Kadakia’s company, ClassPass, offers its subscribers the option to go to any class without having to endure the cost of expensive annual memberships. The subscription prices vary from city to city. In three years, more than 8,000 studios have signed on to the site in 39 markets, including Australia and England.

Kadakia started her business with a $250,000 investment from friends and family, and in the last two years has raised $84 million in further investments from venture capital firms. She also performs with a contemporary Indian dance troupe she founded in 2008.

Gurinder Sangha quit his job in 2007 as a fourth-year associate at White & Case to work on making SEC filings more digitally searchable, a process which costs attorneys endless hours of page turning. On his own accord, Sangha hired programmers from Pakistan and raised $4.5 million in funding.

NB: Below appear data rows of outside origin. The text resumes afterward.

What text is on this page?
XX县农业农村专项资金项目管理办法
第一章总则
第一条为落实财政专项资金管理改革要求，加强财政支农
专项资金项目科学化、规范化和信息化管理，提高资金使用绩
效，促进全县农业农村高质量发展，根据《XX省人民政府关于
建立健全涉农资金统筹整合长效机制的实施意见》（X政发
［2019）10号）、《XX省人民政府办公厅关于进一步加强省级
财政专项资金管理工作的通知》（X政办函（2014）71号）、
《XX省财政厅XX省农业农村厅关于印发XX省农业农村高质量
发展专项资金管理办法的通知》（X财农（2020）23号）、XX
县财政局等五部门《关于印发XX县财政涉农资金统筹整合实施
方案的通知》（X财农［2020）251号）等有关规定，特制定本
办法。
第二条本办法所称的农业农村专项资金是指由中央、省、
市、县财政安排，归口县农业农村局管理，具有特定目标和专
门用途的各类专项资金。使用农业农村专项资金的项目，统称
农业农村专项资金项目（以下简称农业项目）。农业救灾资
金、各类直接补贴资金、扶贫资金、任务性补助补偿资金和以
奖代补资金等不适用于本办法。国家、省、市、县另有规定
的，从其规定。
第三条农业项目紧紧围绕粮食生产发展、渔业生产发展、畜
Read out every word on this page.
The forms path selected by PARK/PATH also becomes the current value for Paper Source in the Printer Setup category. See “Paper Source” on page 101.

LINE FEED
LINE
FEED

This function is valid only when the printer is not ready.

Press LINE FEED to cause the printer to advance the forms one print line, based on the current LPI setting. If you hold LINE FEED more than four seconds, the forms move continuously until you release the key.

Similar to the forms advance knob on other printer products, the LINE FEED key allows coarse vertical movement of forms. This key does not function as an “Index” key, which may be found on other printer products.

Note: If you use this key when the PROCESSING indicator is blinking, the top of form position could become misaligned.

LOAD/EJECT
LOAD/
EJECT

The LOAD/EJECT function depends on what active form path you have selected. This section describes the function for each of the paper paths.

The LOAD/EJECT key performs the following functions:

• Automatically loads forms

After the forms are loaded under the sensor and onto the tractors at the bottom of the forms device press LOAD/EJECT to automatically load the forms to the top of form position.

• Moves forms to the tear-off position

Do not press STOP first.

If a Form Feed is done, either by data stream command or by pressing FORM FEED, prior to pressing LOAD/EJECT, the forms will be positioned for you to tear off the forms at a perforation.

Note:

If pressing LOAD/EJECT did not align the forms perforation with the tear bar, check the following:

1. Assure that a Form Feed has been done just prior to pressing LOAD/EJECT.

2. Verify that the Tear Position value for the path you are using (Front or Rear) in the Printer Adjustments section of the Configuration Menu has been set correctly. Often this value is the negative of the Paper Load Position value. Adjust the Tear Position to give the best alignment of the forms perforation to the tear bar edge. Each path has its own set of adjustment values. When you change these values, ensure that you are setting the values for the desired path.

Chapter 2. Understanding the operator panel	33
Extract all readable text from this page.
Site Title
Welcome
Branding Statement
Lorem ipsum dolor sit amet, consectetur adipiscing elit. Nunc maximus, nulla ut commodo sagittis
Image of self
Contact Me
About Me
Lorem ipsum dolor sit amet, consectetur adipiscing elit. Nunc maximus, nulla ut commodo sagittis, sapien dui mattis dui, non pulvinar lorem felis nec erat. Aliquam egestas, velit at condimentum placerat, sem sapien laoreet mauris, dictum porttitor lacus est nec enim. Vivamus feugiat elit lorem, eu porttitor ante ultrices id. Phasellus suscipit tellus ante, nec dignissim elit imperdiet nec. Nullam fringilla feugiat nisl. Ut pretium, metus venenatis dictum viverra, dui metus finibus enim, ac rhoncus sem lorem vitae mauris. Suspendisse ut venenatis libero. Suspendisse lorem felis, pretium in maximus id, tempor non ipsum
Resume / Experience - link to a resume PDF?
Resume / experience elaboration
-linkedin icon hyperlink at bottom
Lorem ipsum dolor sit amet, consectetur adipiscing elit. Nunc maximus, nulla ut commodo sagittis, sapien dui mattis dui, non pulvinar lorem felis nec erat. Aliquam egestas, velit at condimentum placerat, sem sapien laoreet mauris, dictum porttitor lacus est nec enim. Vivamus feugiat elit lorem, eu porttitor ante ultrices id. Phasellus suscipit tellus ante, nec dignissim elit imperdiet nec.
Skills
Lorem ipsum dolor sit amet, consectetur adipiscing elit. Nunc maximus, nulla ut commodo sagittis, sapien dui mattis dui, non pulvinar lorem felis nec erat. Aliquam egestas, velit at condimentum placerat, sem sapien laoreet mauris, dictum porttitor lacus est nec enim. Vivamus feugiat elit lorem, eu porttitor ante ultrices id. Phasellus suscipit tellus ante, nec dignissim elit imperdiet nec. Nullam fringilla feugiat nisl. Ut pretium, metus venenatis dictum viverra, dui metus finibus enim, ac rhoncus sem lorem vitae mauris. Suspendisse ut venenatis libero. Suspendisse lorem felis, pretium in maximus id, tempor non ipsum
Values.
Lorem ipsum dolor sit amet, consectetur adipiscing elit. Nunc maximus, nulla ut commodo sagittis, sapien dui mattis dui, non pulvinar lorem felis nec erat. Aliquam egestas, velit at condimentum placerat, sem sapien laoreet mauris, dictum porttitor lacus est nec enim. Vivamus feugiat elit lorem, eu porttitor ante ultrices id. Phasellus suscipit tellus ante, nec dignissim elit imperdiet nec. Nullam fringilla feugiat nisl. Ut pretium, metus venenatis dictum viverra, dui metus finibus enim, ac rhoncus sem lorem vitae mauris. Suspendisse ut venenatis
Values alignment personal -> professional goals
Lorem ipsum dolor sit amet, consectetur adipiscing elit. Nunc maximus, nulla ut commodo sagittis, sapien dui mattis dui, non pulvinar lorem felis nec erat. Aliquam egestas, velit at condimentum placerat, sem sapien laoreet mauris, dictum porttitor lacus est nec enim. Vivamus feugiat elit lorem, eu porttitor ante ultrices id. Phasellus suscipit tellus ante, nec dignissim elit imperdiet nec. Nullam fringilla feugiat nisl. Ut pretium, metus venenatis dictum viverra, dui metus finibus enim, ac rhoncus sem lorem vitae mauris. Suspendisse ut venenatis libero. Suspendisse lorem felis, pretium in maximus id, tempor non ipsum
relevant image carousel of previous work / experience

Presently, 75 percent of the American Lawyer 100 firms use his Intelligize software, paying yearly subscriptions of $100,000 to $150,000.

Sangha’s latest venture is named Lit IQ, a legal tech startup which seeks to protect lawyers from themselves by scanning legal documents for ambiguous or conflicting language and suggesting alternatives.

Kal Vepuri graduated from Duke in 2003 with a triple-major in electrical engineering, computer science and economics. Vepuri sold enough cellular-spectrum purchases to begin his life as an angel investor.

Since 2014, his company Brainchild has launched three companies: The Arrivals — a direct-to-consumer outerwear line; Onomie, which combines skin care and makeup; and Hero, a smart medical appliance that turns the traditional pill-organizer into a connected device that can track medicine and order refills.